Já que os luxos aqui eram outros, lavei a cara, as orelhas e o pescoço numa bacia de água, e senti-me aliviado.

O chuveiro

Uma chuveirada, continuei a pensar! Nisto passou por mim o Sargento Mecânico Lino, e atirei-lhe à queima-roupa:

– Ó Lino, tu que és habilidoso é que podias arranjar uma casa de banho com chuveiro para a malta tomar banho!

Olhou para mim, com ar amargurado, e disse:

– A casa de banho com chuveiro arranja-se. E a água?

– Pois é! A água tem que ser trazida da fonte nos barris pelo pelotão que estiver de serviço.

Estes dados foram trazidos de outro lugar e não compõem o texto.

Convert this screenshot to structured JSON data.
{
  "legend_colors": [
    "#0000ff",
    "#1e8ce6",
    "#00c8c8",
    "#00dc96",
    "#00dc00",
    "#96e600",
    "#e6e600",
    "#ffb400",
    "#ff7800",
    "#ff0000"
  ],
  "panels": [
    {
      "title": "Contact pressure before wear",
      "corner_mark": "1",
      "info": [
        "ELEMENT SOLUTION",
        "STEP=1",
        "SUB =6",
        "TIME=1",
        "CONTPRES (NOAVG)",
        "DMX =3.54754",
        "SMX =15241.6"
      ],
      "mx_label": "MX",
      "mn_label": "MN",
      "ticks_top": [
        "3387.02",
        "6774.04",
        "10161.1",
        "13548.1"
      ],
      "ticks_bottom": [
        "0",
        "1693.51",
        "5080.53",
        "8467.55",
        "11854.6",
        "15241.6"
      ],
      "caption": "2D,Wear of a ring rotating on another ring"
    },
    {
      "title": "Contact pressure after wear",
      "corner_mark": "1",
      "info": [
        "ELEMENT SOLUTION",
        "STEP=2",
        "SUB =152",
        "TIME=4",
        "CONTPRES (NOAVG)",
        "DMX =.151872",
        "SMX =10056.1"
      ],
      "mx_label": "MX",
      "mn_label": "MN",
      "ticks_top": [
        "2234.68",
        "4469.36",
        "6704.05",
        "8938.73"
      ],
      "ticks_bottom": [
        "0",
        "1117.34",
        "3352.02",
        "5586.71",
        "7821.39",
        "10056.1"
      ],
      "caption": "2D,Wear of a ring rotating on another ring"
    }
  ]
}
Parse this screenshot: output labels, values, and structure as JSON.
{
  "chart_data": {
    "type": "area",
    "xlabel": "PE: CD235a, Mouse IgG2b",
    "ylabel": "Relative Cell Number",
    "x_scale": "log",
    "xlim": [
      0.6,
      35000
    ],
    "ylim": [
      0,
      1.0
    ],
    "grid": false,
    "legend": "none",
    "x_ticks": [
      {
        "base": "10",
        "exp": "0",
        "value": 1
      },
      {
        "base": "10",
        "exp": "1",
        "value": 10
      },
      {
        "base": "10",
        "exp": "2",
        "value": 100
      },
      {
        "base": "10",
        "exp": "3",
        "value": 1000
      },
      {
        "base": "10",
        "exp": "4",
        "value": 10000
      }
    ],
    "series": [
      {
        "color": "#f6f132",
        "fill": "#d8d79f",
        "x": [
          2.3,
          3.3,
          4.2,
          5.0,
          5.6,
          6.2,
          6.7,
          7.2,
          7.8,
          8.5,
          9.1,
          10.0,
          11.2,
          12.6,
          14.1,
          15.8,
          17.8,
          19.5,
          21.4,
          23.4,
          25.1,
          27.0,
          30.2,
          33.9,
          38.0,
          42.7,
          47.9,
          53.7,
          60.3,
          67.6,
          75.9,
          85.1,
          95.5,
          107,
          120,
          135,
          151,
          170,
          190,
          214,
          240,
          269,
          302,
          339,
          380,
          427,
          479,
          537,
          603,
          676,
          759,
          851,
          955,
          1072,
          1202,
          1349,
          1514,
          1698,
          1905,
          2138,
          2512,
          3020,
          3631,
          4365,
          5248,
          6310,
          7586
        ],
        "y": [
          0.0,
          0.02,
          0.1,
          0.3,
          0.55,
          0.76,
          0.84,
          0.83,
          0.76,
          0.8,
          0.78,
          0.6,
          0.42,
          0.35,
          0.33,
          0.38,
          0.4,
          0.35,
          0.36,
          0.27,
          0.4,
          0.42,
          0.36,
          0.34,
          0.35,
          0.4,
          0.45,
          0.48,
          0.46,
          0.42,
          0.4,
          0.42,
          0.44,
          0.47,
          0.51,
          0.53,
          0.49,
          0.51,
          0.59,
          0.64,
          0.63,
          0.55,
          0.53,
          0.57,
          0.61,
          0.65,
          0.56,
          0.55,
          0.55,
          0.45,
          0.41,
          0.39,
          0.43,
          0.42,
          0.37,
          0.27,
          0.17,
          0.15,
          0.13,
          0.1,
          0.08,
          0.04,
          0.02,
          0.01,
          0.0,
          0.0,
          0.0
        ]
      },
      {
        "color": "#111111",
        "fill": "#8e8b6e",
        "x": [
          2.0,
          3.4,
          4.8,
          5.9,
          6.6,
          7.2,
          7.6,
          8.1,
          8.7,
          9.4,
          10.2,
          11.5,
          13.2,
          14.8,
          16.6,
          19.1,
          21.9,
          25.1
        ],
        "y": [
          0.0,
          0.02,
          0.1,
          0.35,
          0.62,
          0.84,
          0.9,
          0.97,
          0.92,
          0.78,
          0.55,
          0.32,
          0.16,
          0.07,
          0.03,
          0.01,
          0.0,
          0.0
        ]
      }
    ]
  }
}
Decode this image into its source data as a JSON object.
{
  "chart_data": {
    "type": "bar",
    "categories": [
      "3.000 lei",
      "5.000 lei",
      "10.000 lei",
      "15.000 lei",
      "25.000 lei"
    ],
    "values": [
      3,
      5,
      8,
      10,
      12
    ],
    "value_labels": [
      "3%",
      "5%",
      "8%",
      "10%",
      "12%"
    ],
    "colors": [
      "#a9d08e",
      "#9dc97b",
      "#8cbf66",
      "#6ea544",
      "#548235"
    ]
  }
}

– Vou pensar nisso – respondeu o Lino.

Ao jantar o Lino relatou a conversa que tinha tido comigo. Todos concordaram. Então ele explicou-nos a sua ideia:

– Num dos cantos onde está a ser feita a nossa caserna – ele foi o arquitecto do nosso acampamento – faz-se mais uma parede e, como não há porta, põe-se um oleado a proteger de vistas menos decorosas quem estiver a tomar banho.

Assim foi feito. Quatro estacas fora da caserna à altura do telhado e na armação que as segurava foram postos quatro grandes bidões, daqueles onde vinha o gasóleo para as viaturas. Depois de bem lavados, foram ligados uns aos outros e o último ligado ao chuveiro. Serviam na perfeição. O chuveiro era pequeno, para economizar água. Até havia água quente, por vezes quente de mais! O sol encarregava-se de a aquecer.